Cependant, lorsque l’on parle d’esthétique baudelairienne, l’imagination n’est pas l’unique notion qui nous vient en tête. Les compositions littéraires regroupées dans Les Fleurs Du Mal sont très différentes les unes des autres. Elles sont d’ailleurs classées dans plusieurs catégories qui représentent des sujets variés. L’idée ou le thème que l’on retrouve dans une grande partie de ces poèmes et qui crée une forme de lien entre ces derniers est le fait “d’extraire la beauté du mal”. En d’autres termes, mettre en scène des situations tristes, mauvaises, etc… de façon poétique et agréable à lire. Un contenu repoussant dans une forme alléchante. On remarque ceci en lisant ces quelques lignes du poème Une Charogne:
“Les formes s'effaçaient et n'étaient plus qu'un rêve,
Une ébauche lente à venir,
Sur la toile oubliée, et que l'artiste achève
Seulement par le souvenir.”
N’est-ce pas merveilleux? Et pourtant le poème en question traite de la découverte d’un cadavre. Tout comme celui-ci, de nombreux autres poèmes de Charles Baudelaire illustrent des propos sombres et lugubres en gardant une beauté fascinante. Cela en est d’ailleurs presque dérangeant car nous assistons avec un certain plaisir à quelques scènes parfois morbides. De cette façon, l’extraction de la beauté du mal est, pour certains, au centre de l’esthétique baudelairienne.

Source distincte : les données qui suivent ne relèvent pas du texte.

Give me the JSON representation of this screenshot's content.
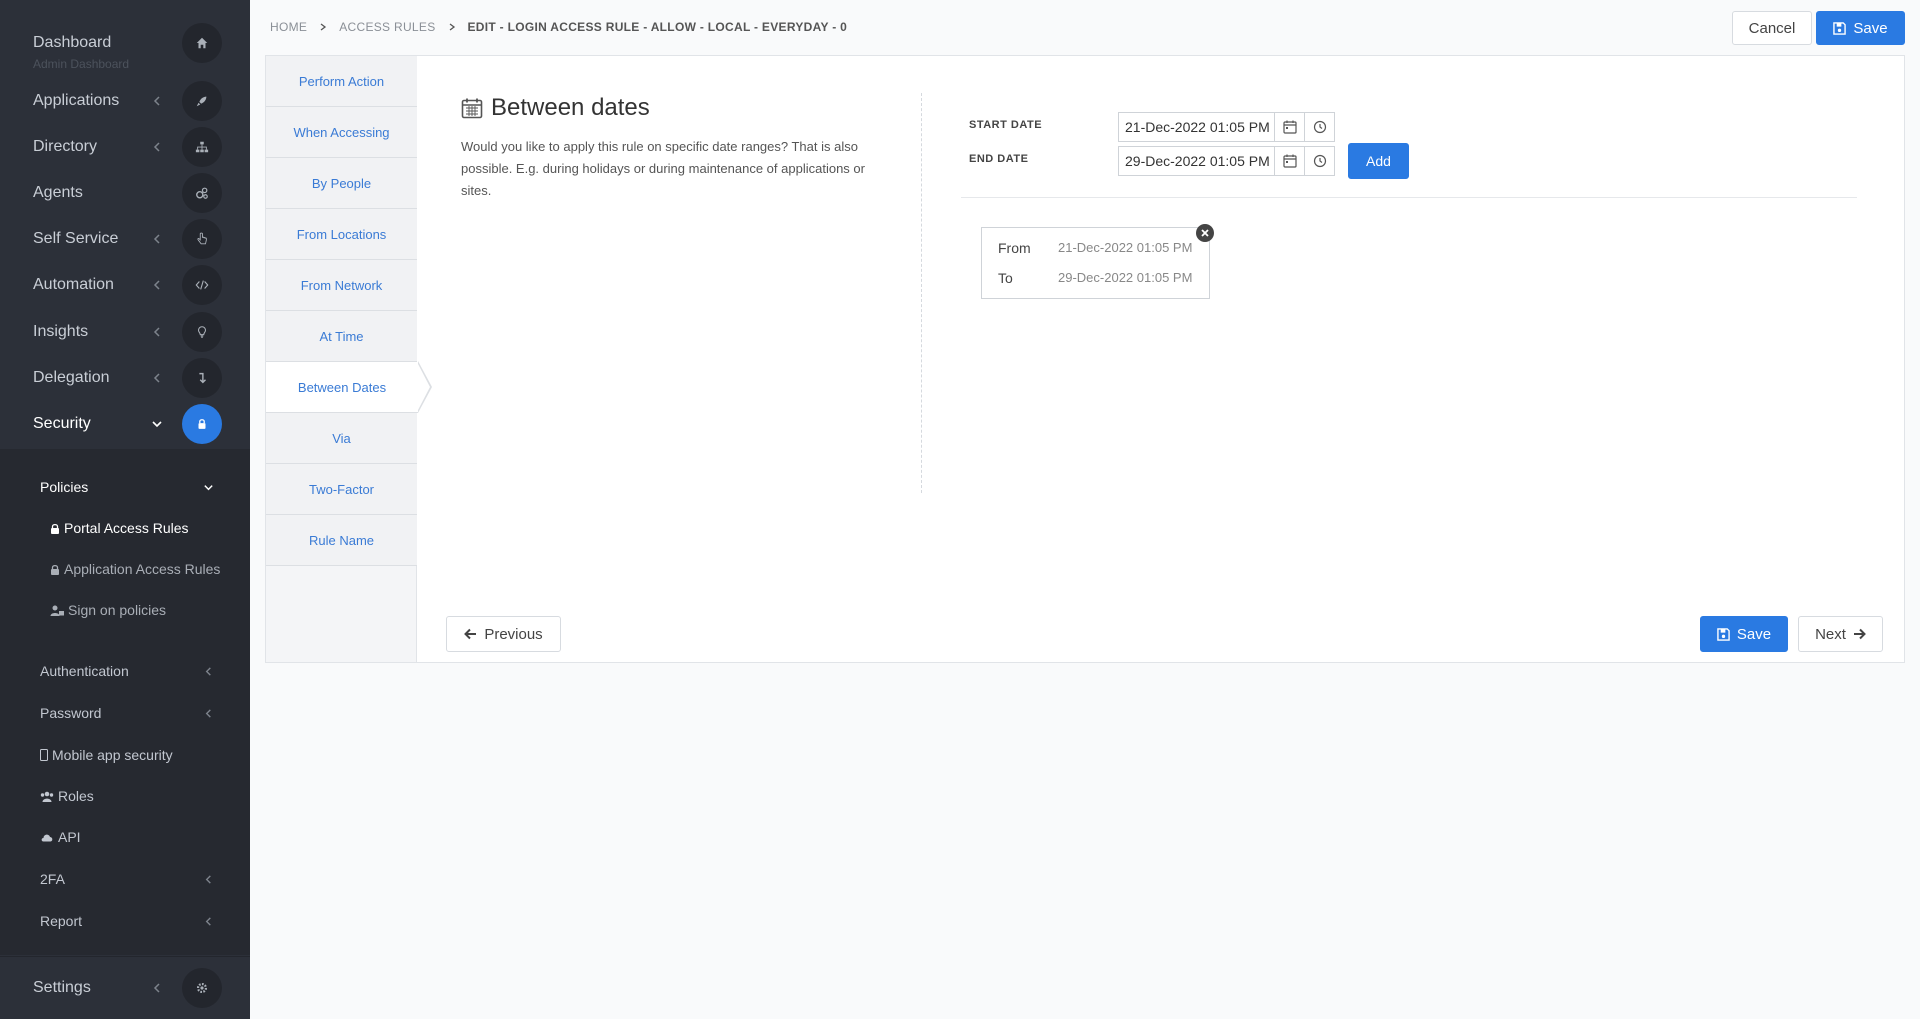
{
  "sidebar": {
    "dashboard": {
      "label": "Dashboard",
      "sub": "Admin Dashboard"
    },
    "items": [
      {
        "label": "Applications",
        "icon": "rocket-icon"
      },
      {
        "label": "Directory",
        "icon": "sitemap-icon"
      },
      {
        "label": "Agents",
        "icon": "cogs-icon"
      },
      {
        "label": "Self Service",
        "icon": "hand-pointer-icon"
      },
      {
        "label": "Automation",
        "icon": "code-icon"
      },
      {
        "label": "Insights",
        "icon": "lightbulb-icon"
      },
      {
        "label": "Delegation",
        "icon": "level-down-icon"
      },
      {
        "label": "Security",
        "icon": "lock-icon"
      }
    ],
    "security_sub": {
      "policies": "Policies",
      "portal_access_rules": "Portal Access Rules",
      "application_access_rules": "Application Access Rules",
      "sign_on_policies": "Sign on policies",
      "authentication": "Authentication",
      "password": "Password",
      "mobile_app_security": "Mobile app security",
      "roles": "Roles",
      "api": "API",
      "twofa": "2FA",
      "report": "Report"
    },
    "settings": "Settings"
  },
  "header": {
    "breadcrumb": [
      "HOME",
      "ACCESS RULES",
      "EDIT - LOGIN ACCESS RULE - ALLOW - LOCAL - EVERYDAY - 0"
    ],
    "cancel_label": "Cancel",
    "save_label": "Save"
  },
  "steps": [
    "Perform Action",
    "When Accessing",
    "By People",
    "From Locations",
    "From Network",
    "At Time",
    "Between Dates",
    "Via",
    "Two-Factor",
    "Rule Name"
  ],
  "active_step": "Between Dates",
  "section": {
    "title": "Between dates",
    "description": "Would you like to apply this rule on specific date ranges? That is also possible. E.g. during holidays or during maintenance of applications or sites."
  },
  "form": {
    "start_label": "START DATE",
    "start_value": "21-Dec-2022 01:05 PM",
    "end_label": "END DATE",
    "end_value": "29-Dec-2022 01:05 PM",
    "add_label": "Add"
  },
  "ranges": [
    {
      "from_label": "From",
      "from": "21-Dec-2022 01:05 PM",
      "to_label": "To",
      "to": "29-Dec-2022 01:05 PM"
    }
  ],
  "footer": {
    "previous_label": "Previous",
    "save_label": "Save",
    "next_label": "Next"
  },
  "colors": {
    "primary": "#2a7ae2",
    "sidebar": "#2c3039",
    "link": "#3a7bd5"
  }
}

Mon dernier axe se fonde sur le contraste exposé entre l’imagination et le réalisme. Dans l’énoncé sélectionné, Claude Eterstein semble mettre en opposition d’une part; l’imagination qui évoque le rêve, le monde imaginaire, l’invention, la créativité et d’autre part; le réalisme évoquant la réalité, la vérité, le monde sensible tel qu’il est. Comme si les deux concepts ne pouvaient pas coexister et que l’un empêchait l’autre. L’auteur présente donc l’esthétique baudelairienne comme ayant une tendance imaginaire et non réaliste. Pourtant, dans ses poèmes, Baudelaire s’inspire fréquemment de la réalité. Il utilise certes bien souvent des images et des métaphores pour en parler mais il parle de choses réelles. Il écrit la vie. Il écrit les problèmes du quotidien de “Monsieur tout le monde”. Il écrit les sentiments éprouvés dans diverses situations. Il écrit la mélancolie, l’amour, la perte, la peur, l’espoir, le désespoir qui sont des concepts bien existants et je dirais même très réalistes. Comme, par exemple, dans son poème Au lecteur qui nous met face à une réalité plus ou moins désagréable à laquelle nous nous identifions. Le texte introduits des notions familières et tout à fait réelles. De ce point de vue, le réalisme pourrait tout aussi bien être au centre de l’esthétique baudelairienne. Sans pour autant qu’elle se refuse à l’imagination et vice versa. Ainsi, l’imagination et le réalisme ne seraient pas en opposition mais ils s’uniraient plutôt pour former cette esthétique unique.
En conclusion, ce que nous pouvons tirer de la citation de Claude Eterstein: “l’imagination est au centre de l’esthétique baudelairienne qui refuse le réalisme” sont les axes suivants: L’imagination peut certainement être mise au centre de l’esthétique baudelairienne grâce au style très métaphorique de Charles Baudelaire. Néanmoins, l’extraction de la beauté du mal peut aussi bien être considérée au centre de cette esthétique dû aux sombres propos de l’auteur. Et la place de l’imagination n’empêche pas pour autant le réalisme de ces propos. Je suis d’avis de dire que l’esthétique baudelairienne ne refuse pas le réalisme qui est à la source des poèmes recueillis dans Les Fleurs du Mal. Mais l’imagination n’est-elle pas au centre de toute forme de poésie?